Newswise — UNIVERSITY PARK, Pa. — The Penn State Nanotechnology Applications and Career Knowledge (NACK) Resource Center recently received a grant renewal from the National Science Foundation (NSF). This renewal will be used to support the development and sustenance of nanotechnology workforce education by further growing nano-education resources and partnerships.

In 2017, the NSF awarded two grants totaling more than $2.5 million to the Penn State Center for Nanotechnology Education and Utilization (CNEU) to develop a Nanotechnology Professional Development Partnership (NPDP). These grants provided support that allowed CNEU to offer more affordable and accessible training to a large, diverse audience that spanned across the U.S. through its NACK Network. 

“A strong micro- and nanotechnology-based industry must have a workforce skilled in synthesis, fabrication and characterization at the nano-scale,” said Osama Awadelkarim, CNEU director and professor of engineering science and mechanics at Penn State. “The hands-on training requires equipment, staff and faculty resources that are often not available at many post-secondary institutions. The resource sharing model developed at NACK is a working model for accomplishing this necessary workforce training by forming partnerships between research universities and teaching institutions.”

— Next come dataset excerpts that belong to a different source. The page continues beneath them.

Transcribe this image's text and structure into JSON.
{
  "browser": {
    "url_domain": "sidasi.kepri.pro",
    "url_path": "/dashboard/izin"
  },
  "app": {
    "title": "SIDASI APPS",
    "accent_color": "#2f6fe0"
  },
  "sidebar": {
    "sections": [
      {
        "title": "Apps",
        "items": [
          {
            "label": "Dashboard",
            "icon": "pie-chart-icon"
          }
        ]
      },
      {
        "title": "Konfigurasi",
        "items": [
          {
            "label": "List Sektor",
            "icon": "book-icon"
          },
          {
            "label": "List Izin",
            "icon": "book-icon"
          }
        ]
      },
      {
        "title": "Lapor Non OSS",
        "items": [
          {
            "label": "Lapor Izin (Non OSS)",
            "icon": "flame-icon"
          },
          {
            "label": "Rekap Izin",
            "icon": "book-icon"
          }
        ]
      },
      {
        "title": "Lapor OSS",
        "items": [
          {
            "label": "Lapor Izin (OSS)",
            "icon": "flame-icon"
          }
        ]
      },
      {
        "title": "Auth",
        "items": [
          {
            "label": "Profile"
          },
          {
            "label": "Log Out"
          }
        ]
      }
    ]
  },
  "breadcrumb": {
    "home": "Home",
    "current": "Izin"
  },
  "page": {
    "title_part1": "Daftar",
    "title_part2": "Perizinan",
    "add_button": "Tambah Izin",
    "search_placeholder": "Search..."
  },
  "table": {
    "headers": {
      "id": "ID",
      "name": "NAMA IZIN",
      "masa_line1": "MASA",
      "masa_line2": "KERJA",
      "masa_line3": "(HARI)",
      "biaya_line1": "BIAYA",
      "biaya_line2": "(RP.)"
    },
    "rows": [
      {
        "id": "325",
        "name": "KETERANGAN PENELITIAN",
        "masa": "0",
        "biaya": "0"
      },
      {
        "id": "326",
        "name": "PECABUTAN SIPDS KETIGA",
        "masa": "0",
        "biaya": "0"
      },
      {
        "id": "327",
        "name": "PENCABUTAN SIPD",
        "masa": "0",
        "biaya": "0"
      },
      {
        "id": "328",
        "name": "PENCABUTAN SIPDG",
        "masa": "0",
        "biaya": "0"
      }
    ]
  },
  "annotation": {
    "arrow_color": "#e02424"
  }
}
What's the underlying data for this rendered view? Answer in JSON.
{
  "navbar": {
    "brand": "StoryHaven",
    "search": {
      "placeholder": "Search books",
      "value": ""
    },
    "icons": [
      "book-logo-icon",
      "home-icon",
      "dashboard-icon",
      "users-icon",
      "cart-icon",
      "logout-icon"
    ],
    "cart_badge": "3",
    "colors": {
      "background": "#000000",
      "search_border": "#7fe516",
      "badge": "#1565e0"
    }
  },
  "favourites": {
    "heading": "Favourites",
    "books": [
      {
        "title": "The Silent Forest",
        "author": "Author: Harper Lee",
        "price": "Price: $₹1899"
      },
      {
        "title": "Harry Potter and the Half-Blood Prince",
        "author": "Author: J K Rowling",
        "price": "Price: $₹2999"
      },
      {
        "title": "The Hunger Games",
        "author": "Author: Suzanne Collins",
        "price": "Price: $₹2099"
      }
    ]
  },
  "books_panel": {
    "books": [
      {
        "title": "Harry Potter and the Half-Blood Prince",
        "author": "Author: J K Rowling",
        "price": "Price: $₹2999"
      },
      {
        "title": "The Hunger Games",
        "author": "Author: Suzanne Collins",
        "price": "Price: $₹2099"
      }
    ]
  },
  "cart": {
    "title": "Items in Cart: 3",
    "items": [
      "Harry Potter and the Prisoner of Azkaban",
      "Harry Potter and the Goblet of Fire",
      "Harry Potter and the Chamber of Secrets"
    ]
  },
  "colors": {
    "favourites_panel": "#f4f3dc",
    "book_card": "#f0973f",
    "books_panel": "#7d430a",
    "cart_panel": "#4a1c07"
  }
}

The recent renewal of $1.65 million will be used to enhance the dissemination of micro- and nanofabrication educational resources and provide key national infrastructure. The grant will support the growth of many online tools used to distribute and host many resources — including learning materials, workshops and webinar series — to its audience. 

“The overall impact of NACK will be a strong, broad, readily available, U.S. nanotechnology workforce education infrastructure that is sustainable and institutionalized,” Awadelkarim noted in the grant renewal proposal.

According to Awadelkarim, NACK’s approach provides the necessary expertise and facilities that can deliver the broad education needed in the fast-moving world of nanotechnology.

“Nanotechnology is constantly impacting society through large numbers of nanotechnology-based products in fields such as health care, automotive and transportation, safety and security and home and leisure,” Awadelkarim said. “On a global scale nanotechnology is set to transform and revolutionize business.”

NACK currently provides this education to community and technical colleges and baccalaureate four-year universities across the country. Penn State has been a key factor in the delivery and distribution of these wide-spread educational resources. 

“While building NACK’s infrastructure, the Department of Engineering Science and Mechanics at Penn State has committed several resources, including a shared teaching cleanroom/studio facility; a dedicated lecture room and lab space; an office suite; and allotment of faculty and administrative staff time,” Awadelkarim said. “This nano-education infrastructure and resources are currently enabling NACK to maintain leadership in delivering quality nanotechnology education and begin generating the revenue necessary for NACK sustainability.”